Следовало бы почаще прогуливаться вот так, не спеша, а не зарываться в книги сразу же после возвращения домой. А то получается: чаек, кофеек, печеньки, другая жизнь, чужие судьбы… А в этот момент талия говорит тебе «прощай», и в собственной судьбе тоже никаких перемен не предвидится…

Оглядев свое отражение в огромном стекле у входа в гостиницу, Полина открыла дверь. Оказавшись в просторном прохладном холле, сразу же подошла к стойке администратора. Красивая девушка в строгом пиджаке и с идеальным макияжем улыбнулась, скользнув по ней изучающим взглядом:

– Добрый вечер! Чем могу помочь?

Гостиница была дорогой, рассчитанной на приезд иностранцев, делегаций и обеспеченных гостей. Поэтому появление растрепанной и немного запыхавшейся рыжеволосой девушки в длинном цветастом платье явно не вписывалось в привычный перечень посетителей.

– Я бы хотела встретиться с одним человеком. Его зовут Костров Вениамин Аркадьевич, – Полина стала рыться в сумке, мысленно ругая себя за то, что не позвонила ему перед выходом. Перевернув сумку вверх дном, она констатировала, что по своей забывчивости оставила визитку на столе.

Дежурная, скосив глаза на экран компьютера, ждала. Или делала вид, что ждет, не проявляя совершенно никакого видимого интереса к происходящему.

– Его номер… – Полина напрягла память, но та явно отказывалась ей содействовать. – Простите, я визитку оставила на работе… Костров, художник. Он приехал с киногруппой на съемки…

Красивая бровь дежурной приподнялась. Губы слегка скривились. Хорошо поставленным голосом девушка отчеканила:

– Информацию о постояльцах не разглашаем, – она хотела добавить что-то еще, но, вероятно, только правила гостиницы сдержали ее от язвительной ремарки, готовой соскочить с острого розового язычка, зажатого между зубами.

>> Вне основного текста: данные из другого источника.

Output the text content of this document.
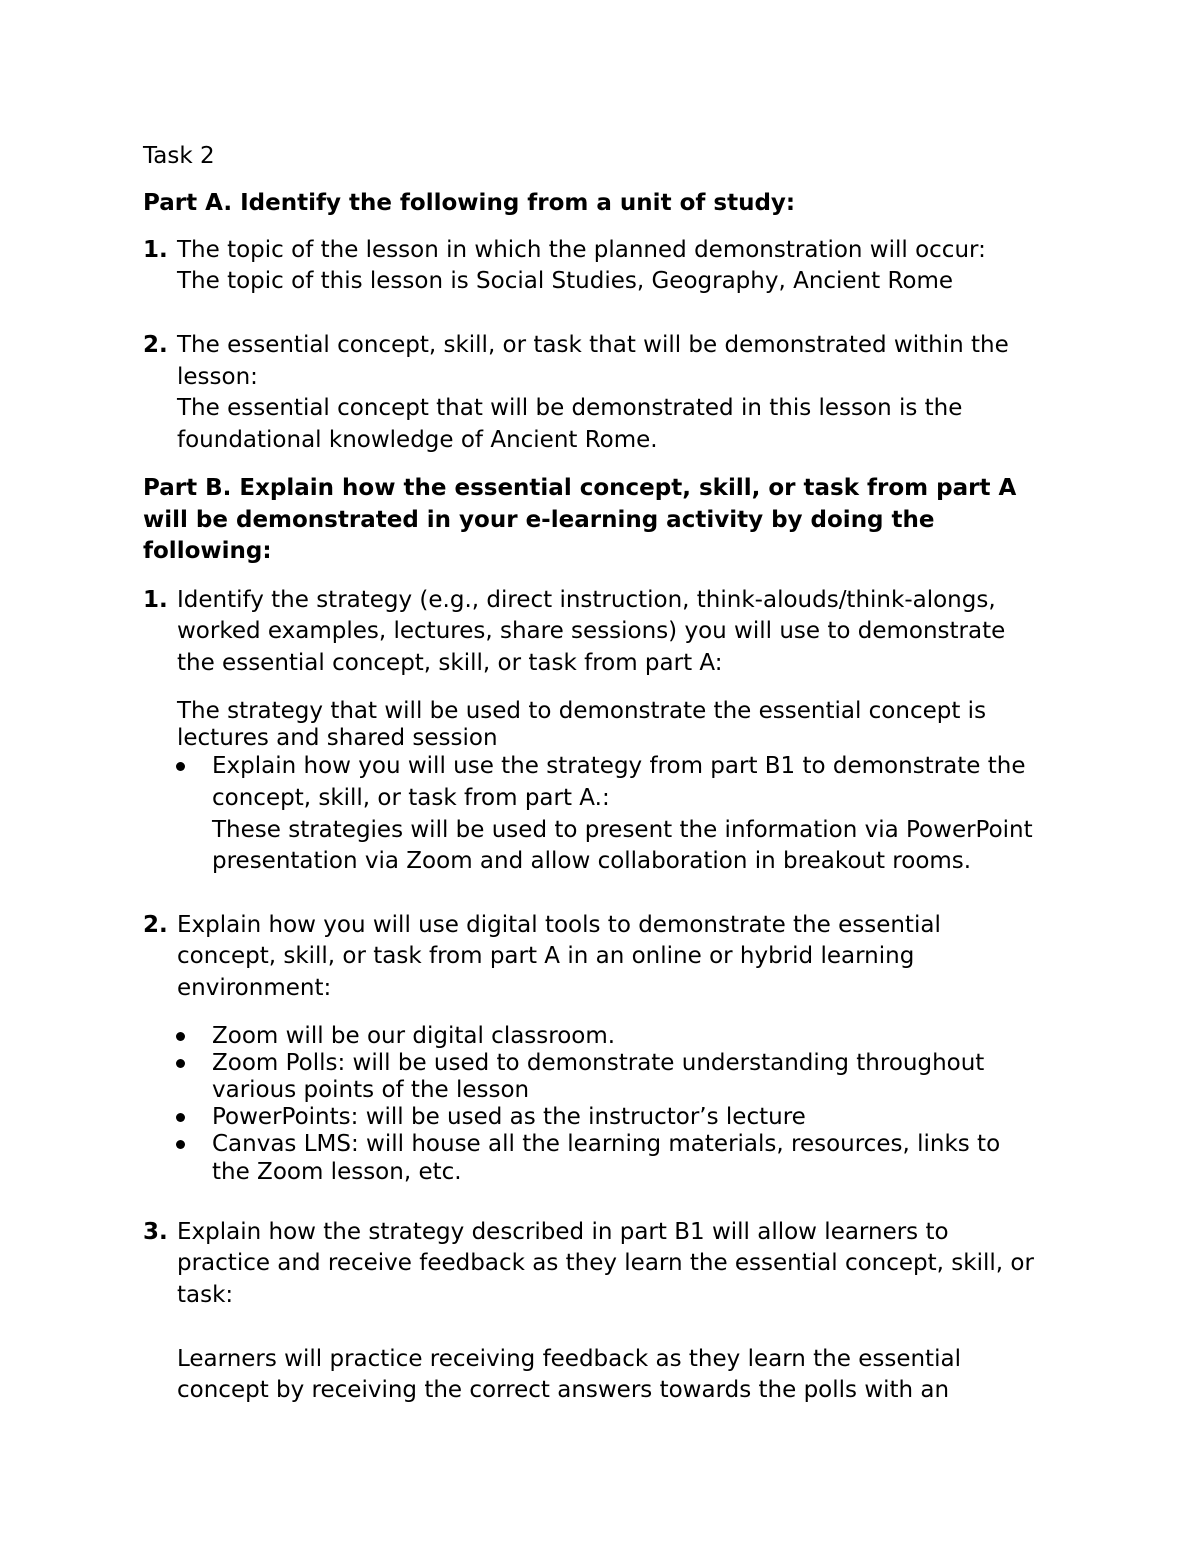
Task 2

Part A. Identify the following from a unit of study:

1. The topic of the lesson in which the planned demonstration will occur:

The topic of this lesson is Social Studies, Geography, Ancient Rome

2. The essential concept, skill, or task that will be demonstrated within the

lesson:

The essential concept that will be demonstrated in this lesson is the

foundational knowledge of Ancient Rome.

Part B. Explain how the essential concept, skill, or task from part A

will be demonstrated in your e-learning activity by doing the

following:

1. Identify the strategy (e.g., direct instruction, think-alouds/think-alongs,

worked examples, lectures, share sessions) you will use to demonstrate

the essential concept, skill, or task from part A:

The strategy that will be used to demonstrate the essential concept is

lectures and shared session

Explain how you will use the strategy from part B1 to demonstrate the

concept, skill, or task from part A.:

These strategies will be used to present the information via PowerPoint

presentation via Zoom and allow collaboration in breakout rooms.

2. Explain how you will use digital tools to demonstrate the essential

concept, skill, or task from part A in an online or hybrid learning

environment:

Zoom will be our digital classroom.

Zoom Polls: will be used to demonstrate understanding throughout

various points of the lesson

PowerPoints: will be used as the instructor’s lecture

Canvas LMS: will house all the learning materials, resources, links to

the Zoom lesson, etc.

3. Explain how the strategy described in part B1 will allow learners to

practice and receive feedback as they learn the essential concept, skill, or

task:

Learners will practice receiving feedback as they learn the essential

concept by receiving the correct answers towards the polls with an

Полина и сама понимала, что выглядит не лучшим образом. Странная, если не сказать чудненькая барышня желает встречи с известным столичным художником, который к тому же участвует в съемках фильма. Ответ напрашивался сам собой, и он явно был не в пользу Полины.

– И-извините, – смутилась она, зажала сумочку и побрела к выходу. Ну глупость же! На что она рассчитывала? Ладно хоть прогулялась, поменяла картинку перед глазами. Уток покормила, в конце концов…

Охранник, до этого скучавший недалеко от входа и явно слышавший разговор на ресепшн, услужливо приоткрыл перед Полиной дверь. В его-то глазах как раз не было издевки, скорее понимание ситуации. Но легче Полине от этого не стало. Когда она, поблагодарив, приблизилась к дверям, позади послышался громкий смех, а затем окрик:

– Полина! Полина Скороходова! Куда же вы! Господа, разрешите представить вам самую красивую девушку этого города!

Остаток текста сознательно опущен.